A unique flow would have activities like this:
- Start > Source > Source Schema > Mapping > Target Schema > Target > End
– A dynamic flow would look like this:
- Start > Source > Lookup > Assign activity IDs to next steps > Source Schema > Mapping > Target Schema > Target > End
– A unique flow can have individual activities also get dynamically overridden but for the purpose of this scenario, we will assume that we are overriding everything after the source activity.
– To build a dynamic flow we need to look at the following factors:
- For each file type, we would need to define its schema/file definition. Thus for Claims we need to create a text schema etc.
- For each file type, we would need to define its mapping to create the right output file. Thus for Claims we would need to map it to the common format etc.
- And the Target schema and Target location can be unique as well depending upon the mapping used for that source file.
- As part of creating the above activities (source/target locations, source data/target data schemas, mappings), a proper naming convention is important so that the names identify the purpose of the activity in overall context of your business.
- Also, we need to design the flow that would encapsulate the above activities as individual steps in a process design.
- To create the flow, open the process designer and first design the flow such as:
– Start > Source > Source Schema > Mapping > Target Schema > Target > End
– File Event would trigger of the flow.
– Remember the schema means meta-data or data structure of the file.
– As part of the Process Flow design, one of the steps that we need to add would be to do a lookup into a table based on a file name pattern and fetch related activity ids to be used in the process.
– Lookup table can have as many columns that are in the flow such as FileName, SourceSchemaID, MappingID, TargetSchemaID, TargetID. It can be created in any database such as sql server. Make all varchar types and non-nullable.
– Now one of the new steps in the above flow would be to add a step after the source which will do a lookup into a table based on a file name (use ‘like’ in where condition). This can be a custom java code (one of the links in support forum has a code sample) or it can be a mapping. I prefer the mapping activity.
– The other activity after the lookup would be to assign the Activity IDs to the related steps in the process. We would use put-context-var to do that part. And that is all is needed to make the flow dynamic.
- To manage the lookup data entry, we can use the Form builder available in the tool to create a web front end that would allow users to enter in the values for the above table columns.

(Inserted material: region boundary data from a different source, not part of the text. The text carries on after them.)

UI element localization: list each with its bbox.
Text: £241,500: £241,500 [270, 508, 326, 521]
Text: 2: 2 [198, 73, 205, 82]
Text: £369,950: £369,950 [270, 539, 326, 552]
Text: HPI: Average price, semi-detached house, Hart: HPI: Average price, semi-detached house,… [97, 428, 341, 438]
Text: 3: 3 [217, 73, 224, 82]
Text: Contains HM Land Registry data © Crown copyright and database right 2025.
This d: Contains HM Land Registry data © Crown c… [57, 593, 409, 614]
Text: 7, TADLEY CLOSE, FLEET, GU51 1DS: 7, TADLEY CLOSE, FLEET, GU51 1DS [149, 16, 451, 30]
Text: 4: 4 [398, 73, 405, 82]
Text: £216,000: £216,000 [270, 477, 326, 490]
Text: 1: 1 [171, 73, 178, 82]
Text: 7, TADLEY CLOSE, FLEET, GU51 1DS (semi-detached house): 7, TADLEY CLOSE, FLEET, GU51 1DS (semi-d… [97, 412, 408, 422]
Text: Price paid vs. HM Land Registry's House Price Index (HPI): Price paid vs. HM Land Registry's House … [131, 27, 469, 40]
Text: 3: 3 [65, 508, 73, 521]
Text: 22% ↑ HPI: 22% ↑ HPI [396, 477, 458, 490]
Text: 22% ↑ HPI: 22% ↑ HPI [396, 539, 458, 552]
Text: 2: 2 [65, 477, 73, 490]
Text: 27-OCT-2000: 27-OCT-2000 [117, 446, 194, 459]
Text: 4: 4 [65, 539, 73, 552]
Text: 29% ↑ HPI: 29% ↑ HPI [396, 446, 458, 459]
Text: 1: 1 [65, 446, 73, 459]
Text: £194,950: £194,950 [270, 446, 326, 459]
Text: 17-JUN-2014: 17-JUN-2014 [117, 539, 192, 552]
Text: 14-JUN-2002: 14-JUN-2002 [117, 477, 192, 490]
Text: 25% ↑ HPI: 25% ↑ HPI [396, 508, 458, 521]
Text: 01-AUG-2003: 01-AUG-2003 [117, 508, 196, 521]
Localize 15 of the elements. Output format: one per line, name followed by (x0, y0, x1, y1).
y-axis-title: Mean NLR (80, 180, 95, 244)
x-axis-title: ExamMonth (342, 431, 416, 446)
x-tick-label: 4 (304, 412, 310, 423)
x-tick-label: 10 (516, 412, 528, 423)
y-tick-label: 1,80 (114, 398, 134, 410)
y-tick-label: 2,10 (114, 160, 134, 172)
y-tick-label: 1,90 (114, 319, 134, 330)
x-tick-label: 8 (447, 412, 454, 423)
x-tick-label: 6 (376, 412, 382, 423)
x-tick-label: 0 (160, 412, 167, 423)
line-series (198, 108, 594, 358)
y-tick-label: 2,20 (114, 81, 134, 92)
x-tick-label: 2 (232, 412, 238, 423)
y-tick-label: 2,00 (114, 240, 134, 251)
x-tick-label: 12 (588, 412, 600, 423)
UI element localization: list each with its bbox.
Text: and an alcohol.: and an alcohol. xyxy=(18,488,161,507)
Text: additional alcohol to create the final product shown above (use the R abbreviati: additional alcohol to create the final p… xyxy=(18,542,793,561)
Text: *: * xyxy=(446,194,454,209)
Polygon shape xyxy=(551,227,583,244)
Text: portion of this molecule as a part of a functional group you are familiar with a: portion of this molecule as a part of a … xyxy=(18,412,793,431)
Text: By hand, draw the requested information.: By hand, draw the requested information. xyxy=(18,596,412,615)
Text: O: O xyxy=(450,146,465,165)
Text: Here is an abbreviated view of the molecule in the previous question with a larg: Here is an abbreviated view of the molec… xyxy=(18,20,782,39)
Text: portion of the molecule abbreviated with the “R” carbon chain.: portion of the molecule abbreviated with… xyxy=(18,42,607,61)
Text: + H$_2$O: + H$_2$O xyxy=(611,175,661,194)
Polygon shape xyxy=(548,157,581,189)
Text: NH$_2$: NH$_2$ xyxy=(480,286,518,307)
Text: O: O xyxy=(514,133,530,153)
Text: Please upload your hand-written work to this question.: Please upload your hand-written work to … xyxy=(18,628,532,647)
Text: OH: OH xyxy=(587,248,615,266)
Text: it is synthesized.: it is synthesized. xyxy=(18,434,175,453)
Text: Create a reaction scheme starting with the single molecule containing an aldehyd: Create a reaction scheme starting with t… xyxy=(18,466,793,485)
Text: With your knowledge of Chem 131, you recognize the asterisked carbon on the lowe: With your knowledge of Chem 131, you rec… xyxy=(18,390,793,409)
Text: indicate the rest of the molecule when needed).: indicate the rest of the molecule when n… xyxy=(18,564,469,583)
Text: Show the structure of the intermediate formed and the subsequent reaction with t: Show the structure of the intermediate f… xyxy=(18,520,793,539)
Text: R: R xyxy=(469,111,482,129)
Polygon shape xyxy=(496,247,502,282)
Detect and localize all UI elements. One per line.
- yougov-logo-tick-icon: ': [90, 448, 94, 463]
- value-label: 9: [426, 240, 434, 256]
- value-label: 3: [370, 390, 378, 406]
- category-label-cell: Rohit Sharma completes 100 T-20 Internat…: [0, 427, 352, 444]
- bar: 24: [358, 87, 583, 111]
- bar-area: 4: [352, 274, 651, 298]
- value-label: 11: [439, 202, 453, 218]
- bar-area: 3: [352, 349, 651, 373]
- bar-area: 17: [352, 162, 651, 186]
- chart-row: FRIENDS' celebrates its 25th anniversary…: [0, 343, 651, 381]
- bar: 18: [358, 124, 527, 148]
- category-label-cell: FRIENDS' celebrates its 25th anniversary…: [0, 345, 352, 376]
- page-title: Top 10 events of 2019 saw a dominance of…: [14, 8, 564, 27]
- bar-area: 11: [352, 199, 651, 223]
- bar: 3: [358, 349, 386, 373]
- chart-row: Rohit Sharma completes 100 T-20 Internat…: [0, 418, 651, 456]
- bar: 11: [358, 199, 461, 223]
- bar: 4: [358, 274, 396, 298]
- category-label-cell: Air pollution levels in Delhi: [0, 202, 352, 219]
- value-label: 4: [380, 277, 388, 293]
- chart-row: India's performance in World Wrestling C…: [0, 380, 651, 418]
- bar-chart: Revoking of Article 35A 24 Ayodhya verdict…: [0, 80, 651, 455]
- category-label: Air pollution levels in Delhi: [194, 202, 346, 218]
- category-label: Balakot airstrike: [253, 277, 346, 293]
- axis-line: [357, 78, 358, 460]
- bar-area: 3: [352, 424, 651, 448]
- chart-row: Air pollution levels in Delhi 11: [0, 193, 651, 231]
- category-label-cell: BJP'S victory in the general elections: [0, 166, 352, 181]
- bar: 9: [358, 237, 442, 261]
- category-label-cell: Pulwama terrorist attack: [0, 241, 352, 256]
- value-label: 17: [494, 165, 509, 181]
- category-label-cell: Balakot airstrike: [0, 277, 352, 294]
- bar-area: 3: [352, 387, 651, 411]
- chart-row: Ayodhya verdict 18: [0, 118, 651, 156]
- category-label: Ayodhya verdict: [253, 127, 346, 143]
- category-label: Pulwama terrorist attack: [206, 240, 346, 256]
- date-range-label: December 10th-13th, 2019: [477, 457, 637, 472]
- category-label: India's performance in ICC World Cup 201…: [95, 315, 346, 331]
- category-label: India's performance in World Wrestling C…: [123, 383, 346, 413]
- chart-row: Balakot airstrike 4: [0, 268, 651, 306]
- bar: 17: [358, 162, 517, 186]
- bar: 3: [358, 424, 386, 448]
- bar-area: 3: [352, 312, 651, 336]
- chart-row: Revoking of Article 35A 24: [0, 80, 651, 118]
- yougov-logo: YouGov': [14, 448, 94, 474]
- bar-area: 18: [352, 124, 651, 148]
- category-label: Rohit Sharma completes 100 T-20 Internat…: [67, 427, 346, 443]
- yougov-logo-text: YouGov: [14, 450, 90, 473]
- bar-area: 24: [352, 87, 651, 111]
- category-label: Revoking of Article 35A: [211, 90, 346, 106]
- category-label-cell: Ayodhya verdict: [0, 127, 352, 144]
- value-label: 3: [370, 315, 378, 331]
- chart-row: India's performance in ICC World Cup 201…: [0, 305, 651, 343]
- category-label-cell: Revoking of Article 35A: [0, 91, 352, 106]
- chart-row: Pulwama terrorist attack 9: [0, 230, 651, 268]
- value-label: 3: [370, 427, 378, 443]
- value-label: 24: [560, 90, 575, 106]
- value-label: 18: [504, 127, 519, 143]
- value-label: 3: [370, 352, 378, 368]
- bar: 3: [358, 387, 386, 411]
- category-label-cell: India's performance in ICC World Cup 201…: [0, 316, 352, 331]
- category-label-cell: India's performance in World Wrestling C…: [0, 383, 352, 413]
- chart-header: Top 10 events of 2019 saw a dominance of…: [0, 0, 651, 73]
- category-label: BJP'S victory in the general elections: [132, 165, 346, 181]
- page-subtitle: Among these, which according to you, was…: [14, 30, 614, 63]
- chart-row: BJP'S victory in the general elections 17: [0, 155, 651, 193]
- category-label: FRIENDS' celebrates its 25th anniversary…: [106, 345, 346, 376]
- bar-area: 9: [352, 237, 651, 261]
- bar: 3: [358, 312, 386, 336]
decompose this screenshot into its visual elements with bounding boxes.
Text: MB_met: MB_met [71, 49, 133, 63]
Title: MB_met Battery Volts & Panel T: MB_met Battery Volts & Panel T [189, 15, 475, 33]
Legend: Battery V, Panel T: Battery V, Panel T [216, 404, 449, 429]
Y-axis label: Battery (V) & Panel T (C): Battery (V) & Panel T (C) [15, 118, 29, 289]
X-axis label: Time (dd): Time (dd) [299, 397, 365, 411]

We can add additional links for edit, delete etc.
- Now the source activity (we can use proto-source, proto-schema, proto-mapping for all the activities, these would be dummy activities) would be “event enabled”. Meaning that the dummy values we have placed in that activity will be over-written by the particular File Event we will attach to the flow.
- File Event can have properties such as look for any file that has extension .txt, .tab, .dat etc and when a new file arrives (or existing gets modified), it would trigger the process.
- The dynamic framework is good in cases where there is commonality on how the file gets processed and using one template flow you can process any file type that conforms to those common steps.
- In case where a file requires more unique handling where multiple targets with unique rules need to be processed, then I would recommend that a unique flow for that file type be created to handle that scenario.